The good news is that whoever comes in next to replace Stafford will inherit a strong core of an offensive line and, hopefully, continued growth from D’Andre Swift and T.J. Hockenson. The defense is another matter; but hasn’t that always been?

The strange new future is here, and the Lions just got thrown in the deep end. They’ll sink or swim.

What do they have to lose? They’re already regarded as a dysfunctional organization across the board. A good chunk of people regard Campbell nothing more than a meathead addicted to Oklahoma drills based off a 30-second sound bite. Half this godforsaken town thinks it’s a waste to even watch this team.
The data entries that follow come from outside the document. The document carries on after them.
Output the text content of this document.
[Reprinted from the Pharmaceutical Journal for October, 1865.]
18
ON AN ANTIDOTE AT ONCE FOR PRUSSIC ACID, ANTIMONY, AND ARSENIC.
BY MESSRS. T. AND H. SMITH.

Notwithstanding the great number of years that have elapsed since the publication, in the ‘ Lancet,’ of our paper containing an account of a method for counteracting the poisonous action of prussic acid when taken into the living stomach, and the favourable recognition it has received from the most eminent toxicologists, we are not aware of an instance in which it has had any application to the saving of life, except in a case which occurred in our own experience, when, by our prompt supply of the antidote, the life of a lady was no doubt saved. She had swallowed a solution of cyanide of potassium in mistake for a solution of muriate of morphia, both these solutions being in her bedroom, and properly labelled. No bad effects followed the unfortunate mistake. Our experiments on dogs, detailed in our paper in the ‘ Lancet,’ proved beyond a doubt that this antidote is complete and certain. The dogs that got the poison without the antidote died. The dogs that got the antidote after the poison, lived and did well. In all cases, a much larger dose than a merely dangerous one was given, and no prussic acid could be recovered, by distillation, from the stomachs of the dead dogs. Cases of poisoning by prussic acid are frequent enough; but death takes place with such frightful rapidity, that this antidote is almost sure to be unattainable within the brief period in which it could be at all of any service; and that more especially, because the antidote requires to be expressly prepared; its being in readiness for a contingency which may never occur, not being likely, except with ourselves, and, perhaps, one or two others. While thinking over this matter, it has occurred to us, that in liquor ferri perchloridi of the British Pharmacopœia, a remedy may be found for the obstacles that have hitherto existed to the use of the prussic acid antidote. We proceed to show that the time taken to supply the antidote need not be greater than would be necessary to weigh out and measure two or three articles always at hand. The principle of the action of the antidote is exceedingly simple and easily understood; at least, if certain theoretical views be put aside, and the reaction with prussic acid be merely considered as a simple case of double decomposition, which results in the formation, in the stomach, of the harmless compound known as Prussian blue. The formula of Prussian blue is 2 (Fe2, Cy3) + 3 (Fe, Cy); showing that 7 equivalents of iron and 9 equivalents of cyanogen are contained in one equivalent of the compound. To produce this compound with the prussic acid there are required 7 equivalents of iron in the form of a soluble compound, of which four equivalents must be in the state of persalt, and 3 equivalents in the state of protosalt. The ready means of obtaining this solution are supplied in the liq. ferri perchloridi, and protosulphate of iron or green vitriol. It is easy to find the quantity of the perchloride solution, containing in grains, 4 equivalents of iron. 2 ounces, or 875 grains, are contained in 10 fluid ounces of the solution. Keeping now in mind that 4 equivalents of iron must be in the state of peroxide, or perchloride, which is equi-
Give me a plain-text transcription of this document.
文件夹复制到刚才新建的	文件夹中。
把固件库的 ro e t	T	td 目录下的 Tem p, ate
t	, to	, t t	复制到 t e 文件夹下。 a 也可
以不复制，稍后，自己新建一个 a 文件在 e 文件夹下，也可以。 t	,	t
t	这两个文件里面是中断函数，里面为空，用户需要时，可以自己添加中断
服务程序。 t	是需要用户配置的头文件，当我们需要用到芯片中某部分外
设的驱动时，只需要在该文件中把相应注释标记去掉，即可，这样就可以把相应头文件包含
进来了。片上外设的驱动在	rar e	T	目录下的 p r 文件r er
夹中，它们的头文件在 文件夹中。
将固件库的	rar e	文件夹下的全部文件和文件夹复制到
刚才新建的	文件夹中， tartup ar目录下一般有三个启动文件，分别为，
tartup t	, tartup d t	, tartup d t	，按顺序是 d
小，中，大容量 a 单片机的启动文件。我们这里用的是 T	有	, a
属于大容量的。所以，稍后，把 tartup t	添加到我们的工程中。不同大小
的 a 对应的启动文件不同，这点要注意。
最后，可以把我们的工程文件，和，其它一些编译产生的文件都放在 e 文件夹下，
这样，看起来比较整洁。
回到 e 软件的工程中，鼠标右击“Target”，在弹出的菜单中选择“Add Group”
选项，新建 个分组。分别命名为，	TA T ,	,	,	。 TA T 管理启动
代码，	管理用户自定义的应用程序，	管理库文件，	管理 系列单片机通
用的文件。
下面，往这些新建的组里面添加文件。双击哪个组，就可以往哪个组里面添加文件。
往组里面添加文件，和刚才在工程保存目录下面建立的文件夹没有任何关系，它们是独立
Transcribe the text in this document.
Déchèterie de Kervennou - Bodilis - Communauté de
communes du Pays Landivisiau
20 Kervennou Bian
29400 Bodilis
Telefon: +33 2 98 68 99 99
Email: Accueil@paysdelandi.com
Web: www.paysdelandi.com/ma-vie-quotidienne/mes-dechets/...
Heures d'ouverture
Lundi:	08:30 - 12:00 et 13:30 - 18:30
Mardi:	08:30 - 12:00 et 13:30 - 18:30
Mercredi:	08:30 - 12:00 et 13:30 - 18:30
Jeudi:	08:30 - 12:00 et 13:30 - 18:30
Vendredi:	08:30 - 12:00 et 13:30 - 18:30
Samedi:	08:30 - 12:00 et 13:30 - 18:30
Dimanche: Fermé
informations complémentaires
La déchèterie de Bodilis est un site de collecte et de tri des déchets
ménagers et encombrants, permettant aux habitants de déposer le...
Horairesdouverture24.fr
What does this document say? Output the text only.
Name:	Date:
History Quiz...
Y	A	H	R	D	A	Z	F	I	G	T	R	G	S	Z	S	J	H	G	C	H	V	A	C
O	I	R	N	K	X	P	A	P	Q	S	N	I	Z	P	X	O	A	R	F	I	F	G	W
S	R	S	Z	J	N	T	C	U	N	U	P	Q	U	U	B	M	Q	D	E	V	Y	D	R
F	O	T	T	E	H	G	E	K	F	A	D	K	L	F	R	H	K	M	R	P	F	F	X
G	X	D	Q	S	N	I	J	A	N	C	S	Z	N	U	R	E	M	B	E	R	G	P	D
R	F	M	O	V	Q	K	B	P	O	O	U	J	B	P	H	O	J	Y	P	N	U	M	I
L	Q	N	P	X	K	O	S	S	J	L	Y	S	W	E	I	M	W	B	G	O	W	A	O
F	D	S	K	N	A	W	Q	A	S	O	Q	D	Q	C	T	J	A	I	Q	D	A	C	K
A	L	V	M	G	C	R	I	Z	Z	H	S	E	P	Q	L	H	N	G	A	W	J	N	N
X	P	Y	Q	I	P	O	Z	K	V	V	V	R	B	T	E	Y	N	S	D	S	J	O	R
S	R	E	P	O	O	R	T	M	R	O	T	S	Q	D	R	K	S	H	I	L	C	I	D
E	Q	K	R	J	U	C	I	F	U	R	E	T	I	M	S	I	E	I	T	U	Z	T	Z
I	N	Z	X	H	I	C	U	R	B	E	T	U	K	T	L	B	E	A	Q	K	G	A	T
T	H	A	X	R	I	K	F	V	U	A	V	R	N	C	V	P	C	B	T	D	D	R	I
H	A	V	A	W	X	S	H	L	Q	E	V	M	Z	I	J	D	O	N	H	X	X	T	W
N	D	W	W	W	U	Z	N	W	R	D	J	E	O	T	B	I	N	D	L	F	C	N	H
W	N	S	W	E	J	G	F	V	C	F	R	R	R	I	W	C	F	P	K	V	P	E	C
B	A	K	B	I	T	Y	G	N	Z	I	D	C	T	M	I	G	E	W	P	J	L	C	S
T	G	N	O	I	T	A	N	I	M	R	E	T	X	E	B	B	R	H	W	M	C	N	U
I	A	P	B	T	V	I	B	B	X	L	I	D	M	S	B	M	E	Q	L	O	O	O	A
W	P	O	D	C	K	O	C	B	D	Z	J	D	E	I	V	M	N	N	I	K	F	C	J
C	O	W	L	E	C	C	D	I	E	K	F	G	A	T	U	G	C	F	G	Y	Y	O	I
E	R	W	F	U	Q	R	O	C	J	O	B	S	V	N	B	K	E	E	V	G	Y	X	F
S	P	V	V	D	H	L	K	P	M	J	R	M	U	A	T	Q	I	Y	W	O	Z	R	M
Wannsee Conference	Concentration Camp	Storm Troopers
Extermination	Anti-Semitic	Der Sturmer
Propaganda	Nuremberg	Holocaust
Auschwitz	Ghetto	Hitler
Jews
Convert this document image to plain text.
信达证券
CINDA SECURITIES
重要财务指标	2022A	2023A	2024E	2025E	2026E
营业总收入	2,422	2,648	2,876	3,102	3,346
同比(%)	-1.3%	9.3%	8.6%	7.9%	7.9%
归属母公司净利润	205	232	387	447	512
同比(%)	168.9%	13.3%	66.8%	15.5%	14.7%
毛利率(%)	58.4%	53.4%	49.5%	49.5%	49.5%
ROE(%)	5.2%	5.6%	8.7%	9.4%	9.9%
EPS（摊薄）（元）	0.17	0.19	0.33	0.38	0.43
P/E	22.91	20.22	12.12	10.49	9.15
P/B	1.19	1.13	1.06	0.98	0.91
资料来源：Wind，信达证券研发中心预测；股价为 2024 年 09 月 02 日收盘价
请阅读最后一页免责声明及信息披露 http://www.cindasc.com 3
And now the team has lost its big name.

It might be a disaster, but would that future be any different from the present? All you can trust is that this plan might pan out. We’re supposed to love failure as a stepping stone to success. The Lions will test that for you. If it doesn’t, you grab that rock one more time.

(We recognize this column features at least two allusions to Greek mythology embedded within. We deeply apologize and shall sack the appropriate daemons.)